Orange Unified School District parents pack a school board meeting in early January, with dozens protesting the board majority’s decision to fire the superintendent. Photo by Robin Estrin.

In early February, a district parent filed a legal complaint alleging that the board majority had violated transparency laws.

Around the same time, the new superintendent temporarily suspended the district’s online library app, after a parent said her child had access to an age-inappropriate book.  

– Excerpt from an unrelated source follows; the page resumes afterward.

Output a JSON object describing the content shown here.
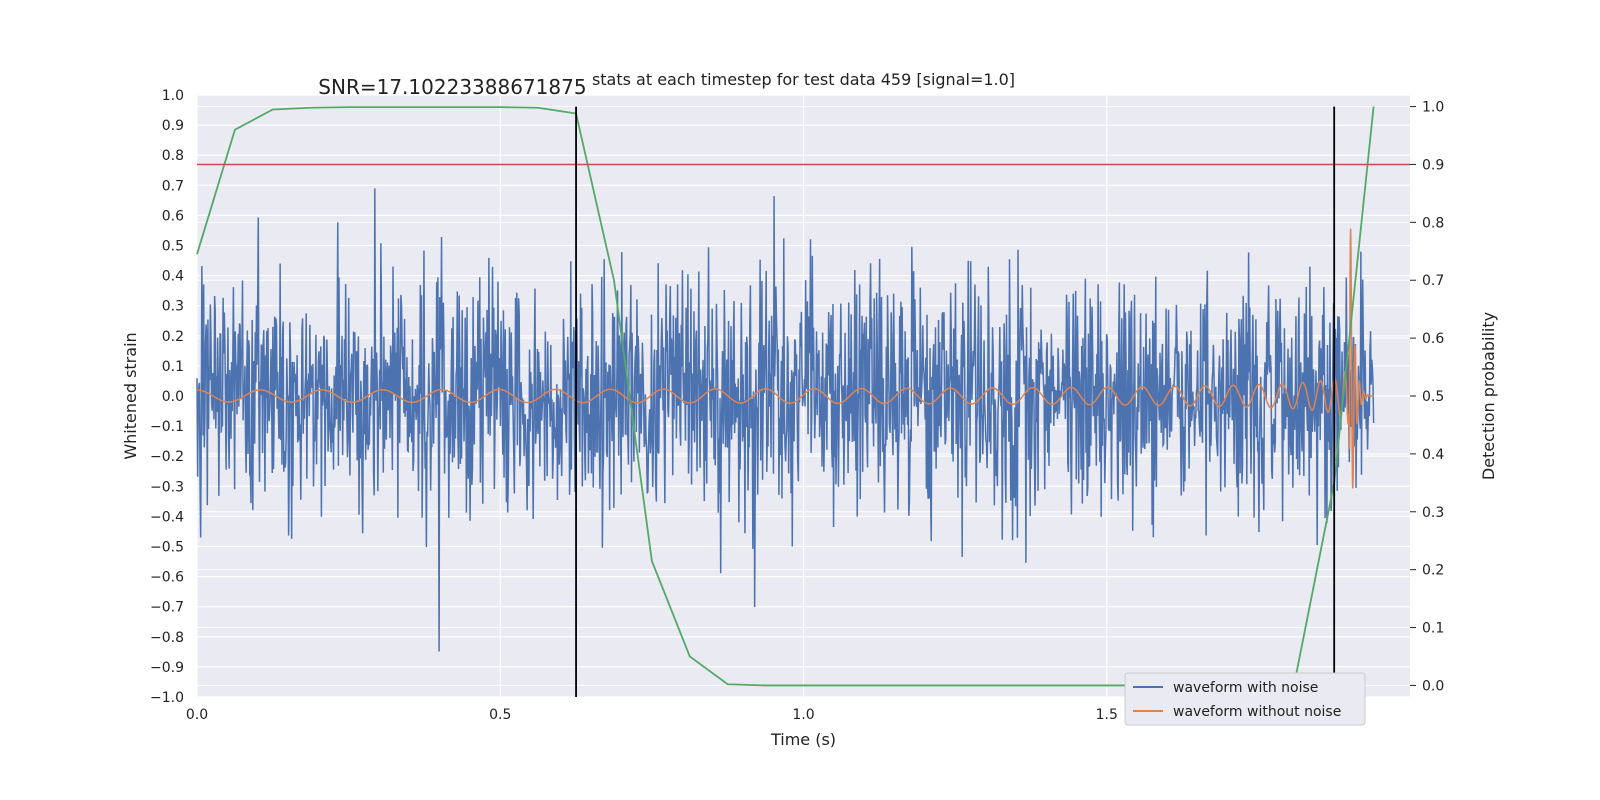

This turned up the heat for already-anxious parents, many of whom decried “book banning” at a February 2 board meeting that lasted nearly seven hours. 

Two weeks later, Velazquez, the interim superintendent, resigned.

Then, earlier this month, the hostility that adults had so far directed at each other turned to an Orange Unified high school senior and student board member named Ruby Hewitt. Hewitt had watched the tense meetings for months, and spoken out against the board majority’s decision-making several times. 

On March 2, a man in a red Make America Great Again hat walked into the school board meeting holding a video camera. The man spoke out against critical race theory and the state’s sexual education curriculum.

“Parents, you lose control of your kids when you drop them off at school. They become wards of the state,” he said. During the meeting, he directed the camera at the dais where Hewitt sat with other board members. Uncomfortable, Hewitt texted her dad in the audience, who asked the man to stop, but the man refused. So Hewitt spoke up.

“If you have been asked not to film students – kids – one of us whom is a minor, I would really appreciate if you respected that request,” she said to him.

Then, a woman sitting in the audience yelled something that made Hewitt’s stomach turn: “There's no safe spaces.”

From there, Hewitt remembers a lot of shouting, and teachers running to the front of the room to shield her. She started to cry.

Hewitt says now that in that moment, she felt alone.

“I'm in this room full of all of these adults. And, like, none of them care that I'm uncomfortable. And none of them care about my general safety or well being,” she says. “They were right. It's not a safe space, but it's because they're not making it one.”

Tensions in Orange Unified show no sign of resolving. By late March, trust between board members has all but eroded, parents have mounted a recall effort, and there’s at least one lawsuit looming. 

There is still no permanent superintendent.